Vídeos do VodPod não estão mais disponíveis.

Resenha:
1. Fire Moon
Que outra palavra definiria melhor esse disco que “Viajante”? Não conhecia nada de Progressivo Eletrônico até o amigo Diego me enviar esse disco, e fiquei surpreso com o que ouvi. Mesmo sendo voltado exclusivamente para teclados, as melodias são fantásticas e entorpecedoras, com texturas múltiplas ricas e incrivelmente belas.
Começa com uma contagem regressiva parecida com o lançamento de um foguete, passando em seguida uma melodia aguda de teclado que fica repetindo a mesma seqüência no decorrer de toda a composição, acompanhada por uma batida eletrônica. Sons trovejantes e espaciais aparecem no decorrer da faixa.

2. Voices Of The Night
Tem um tom mais obscuro, começando lenta e macabra, com o som baixo, e crescendo com o decorrer do tempo, permanecendo assim durante todo o tempo da faixa. Uma linha de teclado fica sendo repetida ao fundo, enquanto outro teclado toca notas mais agudas de forma aleatória, mas bem assustadora.

3. Escape
Começa com o som de uma respiração ofegante, seguida de uma sirene que lembra a sirene de uma cadeia anunciando a fuga de prisioneiros. Uma batida eletrônica mais embalada começa, e um teclado com som mais agudo e ortodoxo faz linhas muito boas, que vão se modificando. Em 2:07 o teclado é duplicado, e a melodia continua mais ou menos assim até terminar.

4. Way Of A Lonely Man
Começa com sons de uma UTI de hospital, seguido de uma ambientação fantástica, que tem um tom macabro, e que dá ao ouvinte a nítida impressão de que alguém está morrendo. Em 1:18 começam a ser tocadas notas repetidas que lembram uma lira, e que vão predominar até o fim da composição. Mais alguns sons de teclado são tocados por cima da “base”, e, em 3:56 o som cessa e apenas a pulsação de uma máquina que mede os pulsos do coração fica no ar, sendo que no final o som fica contínuo indicando que a pessoa morreu. Pra mim a melhor composição do disco.

5. Black Hole
Uma melodia triste e profunda domina a música, com dois teclados, um “base” e um “solo” dominando a composição. É mais viajante e introspectiva, com sons mais naturais e “ortodoxos” de teclado. No final há duas batidas fortes, como marteladas em uma folha de zinco, que encerram a faixa.

6. Aquarius
Começa com sons parecidos com batidas em vidros cheios d’água, que causam sons diferentes, e lembram muito um aquário. Uma ambientação vai crescendo ao fundo, até que em 2:05 termina o som.

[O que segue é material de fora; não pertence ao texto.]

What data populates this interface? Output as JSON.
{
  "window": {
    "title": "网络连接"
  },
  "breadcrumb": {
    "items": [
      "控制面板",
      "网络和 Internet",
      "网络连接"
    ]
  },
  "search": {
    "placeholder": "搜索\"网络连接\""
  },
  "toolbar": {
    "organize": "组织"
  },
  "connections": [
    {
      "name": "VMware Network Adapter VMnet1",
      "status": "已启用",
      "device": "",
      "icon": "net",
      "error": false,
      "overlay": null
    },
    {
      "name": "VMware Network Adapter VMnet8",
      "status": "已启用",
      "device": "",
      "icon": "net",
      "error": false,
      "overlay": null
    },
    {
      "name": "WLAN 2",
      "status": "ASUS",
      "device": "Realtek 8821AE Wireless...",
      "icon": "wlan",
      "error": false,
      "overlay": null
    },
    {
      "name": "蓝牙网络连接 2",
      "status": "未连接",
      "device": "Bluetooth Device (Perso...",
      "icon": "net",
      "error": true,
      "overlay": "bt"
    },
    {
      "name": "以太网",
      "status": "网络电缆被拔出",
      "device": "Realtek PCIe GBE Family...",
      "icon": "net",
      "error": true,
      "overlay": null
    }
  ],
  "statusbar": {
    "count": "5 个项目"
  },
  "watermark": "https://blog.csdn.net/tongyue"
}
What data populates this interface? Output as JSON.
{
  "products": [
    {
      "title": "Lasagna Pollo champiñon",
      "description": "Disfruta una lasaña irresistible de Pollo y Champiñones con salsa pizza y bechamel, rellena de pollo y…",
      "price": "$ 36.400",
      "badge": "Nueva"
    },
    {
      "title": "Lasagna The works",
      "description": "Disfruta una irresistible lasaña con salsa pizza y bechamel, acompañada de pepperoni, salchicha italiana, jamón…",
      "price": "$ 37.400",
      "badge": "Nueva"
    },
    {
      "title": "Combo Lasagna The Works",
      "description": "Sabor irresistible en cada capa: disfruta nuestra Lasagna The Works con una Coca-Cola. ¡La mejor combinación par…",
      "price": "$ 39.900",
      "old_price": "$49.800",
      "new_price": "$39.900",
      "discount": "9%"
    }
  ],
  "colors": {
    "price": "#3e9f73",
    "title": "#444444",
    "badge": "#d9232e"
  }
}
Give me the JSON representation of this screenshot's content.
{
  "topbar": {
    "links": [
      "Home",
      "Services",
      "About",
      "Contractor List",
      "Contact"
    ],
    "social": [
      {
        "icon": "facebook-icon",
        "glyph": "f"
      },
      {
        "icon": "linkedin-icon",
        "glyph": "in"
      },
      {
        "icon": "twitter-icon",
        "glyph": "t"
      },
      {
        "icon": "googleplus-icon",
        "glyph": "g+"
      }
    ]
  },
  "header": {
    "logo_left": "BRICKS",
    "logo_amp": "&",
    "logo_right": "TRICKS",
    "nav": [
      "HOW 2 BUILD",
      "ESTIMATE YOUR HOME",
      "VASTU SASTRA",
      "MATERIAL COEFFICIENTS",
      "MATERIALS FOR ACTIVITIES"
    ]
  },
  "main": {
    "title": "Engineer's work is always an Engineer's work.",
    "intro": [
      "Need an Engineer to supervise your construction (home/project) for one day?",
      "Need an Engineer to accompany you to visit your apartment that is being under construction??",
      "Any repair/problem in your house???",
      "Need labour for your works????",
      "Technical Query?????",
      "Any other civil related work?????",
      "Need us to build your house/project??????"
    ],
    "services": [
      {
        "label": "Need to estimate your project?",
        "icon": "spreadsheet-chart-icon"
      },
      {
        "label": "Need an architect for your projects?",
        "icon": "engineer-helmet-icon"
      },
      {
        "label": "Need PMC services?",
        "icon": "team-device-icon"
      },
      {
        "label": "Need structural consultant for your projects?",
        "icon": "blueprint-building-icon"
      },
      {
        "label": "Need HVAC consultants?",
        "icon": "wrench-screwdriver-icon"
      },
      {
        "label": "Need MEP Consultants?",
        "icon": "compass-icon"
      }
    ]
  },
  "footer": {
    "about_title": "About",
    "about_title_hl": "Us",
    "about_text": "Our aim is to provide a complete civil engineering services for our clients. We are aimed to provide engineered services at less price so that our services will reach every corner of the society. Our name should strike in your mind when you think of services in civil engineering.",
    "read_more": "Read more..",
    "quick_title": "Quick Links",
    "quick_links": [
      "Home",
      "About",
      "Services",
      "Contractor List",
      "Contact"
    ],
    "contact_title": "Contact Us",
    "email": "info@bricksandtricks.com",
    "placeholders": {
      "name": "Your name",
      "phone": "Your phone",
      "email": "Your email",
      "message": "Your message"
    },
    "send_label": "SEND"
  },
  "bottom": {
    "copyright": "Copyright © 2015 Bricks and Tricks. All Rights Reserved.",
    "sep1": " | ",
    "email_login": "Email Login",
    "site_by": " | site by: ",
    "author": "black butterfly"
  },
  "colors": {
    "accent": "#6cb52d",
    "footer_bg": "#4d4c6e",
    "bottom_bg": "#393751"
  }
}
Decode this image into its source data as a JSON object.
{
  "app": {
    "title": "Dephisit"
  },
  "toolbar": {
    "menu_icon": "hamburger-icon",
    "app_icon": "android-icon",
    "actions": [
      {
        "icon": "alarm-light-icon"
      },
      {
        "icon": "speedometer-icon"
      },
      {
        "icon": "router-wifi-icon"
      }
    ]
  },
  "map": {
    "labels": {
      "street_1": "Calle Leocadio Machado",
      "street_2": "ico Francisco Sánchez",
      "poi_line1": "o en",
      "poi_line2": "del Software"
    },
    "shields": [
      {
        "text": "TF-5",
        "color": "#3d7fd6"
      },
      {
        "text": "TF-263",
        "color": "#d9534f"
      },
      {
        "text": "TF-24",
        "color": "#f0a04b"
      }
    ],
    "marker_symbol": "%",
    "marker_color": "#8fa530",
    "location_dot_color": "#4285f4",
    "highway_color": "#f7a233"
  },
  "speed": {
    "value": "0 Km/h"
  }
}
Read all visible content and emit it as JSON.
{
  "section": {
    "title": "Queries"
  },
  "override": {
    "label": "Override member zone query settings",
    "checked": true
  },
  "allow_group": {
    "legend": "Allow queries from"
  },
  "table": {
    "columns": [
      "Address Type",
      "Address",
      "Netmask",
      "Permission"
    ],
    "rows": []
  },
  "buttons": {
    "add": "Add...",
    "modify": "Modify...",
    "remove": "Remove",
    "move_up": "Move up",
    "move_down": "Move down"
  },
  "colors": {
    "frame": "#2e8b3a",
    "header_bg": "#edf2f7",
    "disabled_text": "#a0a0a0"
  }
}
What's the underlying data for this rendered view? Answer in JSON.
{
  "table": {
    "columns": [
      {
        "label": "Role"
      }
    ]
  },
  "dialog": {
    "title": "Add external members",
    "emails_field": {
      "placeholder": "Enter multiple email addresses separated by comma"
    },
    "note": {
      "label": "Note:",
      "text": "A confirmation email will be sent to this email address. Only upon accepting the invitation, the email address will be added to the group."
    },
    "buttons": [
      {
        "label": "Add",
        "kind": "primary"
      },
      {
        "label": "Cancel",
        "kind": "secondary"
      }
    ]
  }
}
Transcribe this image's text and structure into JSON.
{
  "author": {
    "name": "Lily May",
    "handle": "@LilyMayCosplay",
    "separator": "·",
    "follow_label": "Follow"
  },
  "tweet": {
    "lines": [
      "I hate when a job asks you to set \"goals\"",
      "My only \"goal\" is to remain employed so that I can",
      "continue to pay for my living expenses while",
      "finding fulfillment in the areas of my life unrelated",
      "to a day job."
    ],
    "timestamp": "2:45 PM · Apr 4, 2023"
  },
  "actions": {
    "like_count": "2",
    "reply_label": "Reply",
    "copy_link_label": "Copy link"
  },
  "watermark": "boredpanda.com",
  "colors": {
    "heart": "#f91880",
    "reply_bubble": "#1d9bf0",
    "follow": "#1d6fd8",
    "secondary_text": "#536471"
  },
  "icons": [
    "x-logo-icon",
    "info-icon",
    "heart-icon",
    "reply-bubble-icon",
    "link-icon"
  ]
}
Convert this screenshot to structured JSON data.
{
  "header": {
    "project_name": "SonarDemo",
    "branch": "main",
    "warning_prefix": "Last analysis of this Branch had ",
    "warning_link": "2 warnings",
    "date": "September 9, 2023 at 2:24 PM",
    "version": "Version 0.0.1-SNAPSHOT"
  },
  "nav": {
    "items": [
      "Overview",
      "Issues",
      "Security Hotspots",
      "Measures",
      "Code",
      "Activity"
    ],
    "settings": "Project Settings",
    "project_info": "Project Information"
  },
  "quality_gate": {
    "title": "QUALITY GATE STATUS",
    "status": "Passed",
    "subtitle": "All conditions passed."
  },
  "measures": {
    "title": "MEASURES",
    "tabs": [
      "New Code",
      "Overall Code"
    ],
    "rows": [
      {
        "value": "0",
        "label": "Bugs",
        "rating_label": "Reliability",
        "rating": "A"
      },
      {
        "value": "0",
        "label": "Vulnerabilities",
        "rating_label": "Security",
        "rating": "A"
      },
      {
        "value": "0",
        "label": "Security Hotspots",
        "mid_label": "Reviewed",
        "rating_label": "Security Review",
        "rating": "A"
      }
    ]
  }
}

Começa então uma ambientação mais profunda, com acordes longos e que começam a ser acompanhados por sons de vento e echos no ar (ou na água). Cresce até 6:02, quando começa uma batida eletrônica acompanhada por dois ou três teclados colocando texturas, sendo que um deles faz um “solo” mais agudo e muito bom.

7. Icarus III
Uma batida eletrônica mais “experimental” serve de base para linhas de teclado bem bonitas e bem profundas, que vão se modificando com o passar do tempo.

8. Pale Blue
Muito bonita e lenta, lembra um pouco o Natal, com sons de sinos e teclados calmos com acordes longos. Talvez seja a menos expressiva do álbum.

9. Coming Back
Tem um tom mais obscuro e introspectivo, com uma batida eletrônica bem interessante, e ambientações e linhas eletrônicas encaixadas nos lugares certos. Vai evoluindo, tendo um tom fantástico, que lembra coisas heróicas, e seria perfeito para ser usado em algum filme… (novamente, quem sabe Marcelo não fez ela pensando na idéia?)

10. Analog Dream
Começa com uma batida que me lembrou um pouco o forró, e vai incorporando e mesclando outras batidas, formando assim uma música bem interessante, com um teclado solando em alguns momentos, e sendo rica em fundos como as anteriores. Um belo final para um álbum quase impecável, um dos melhores que eu ouvi, sem exageros…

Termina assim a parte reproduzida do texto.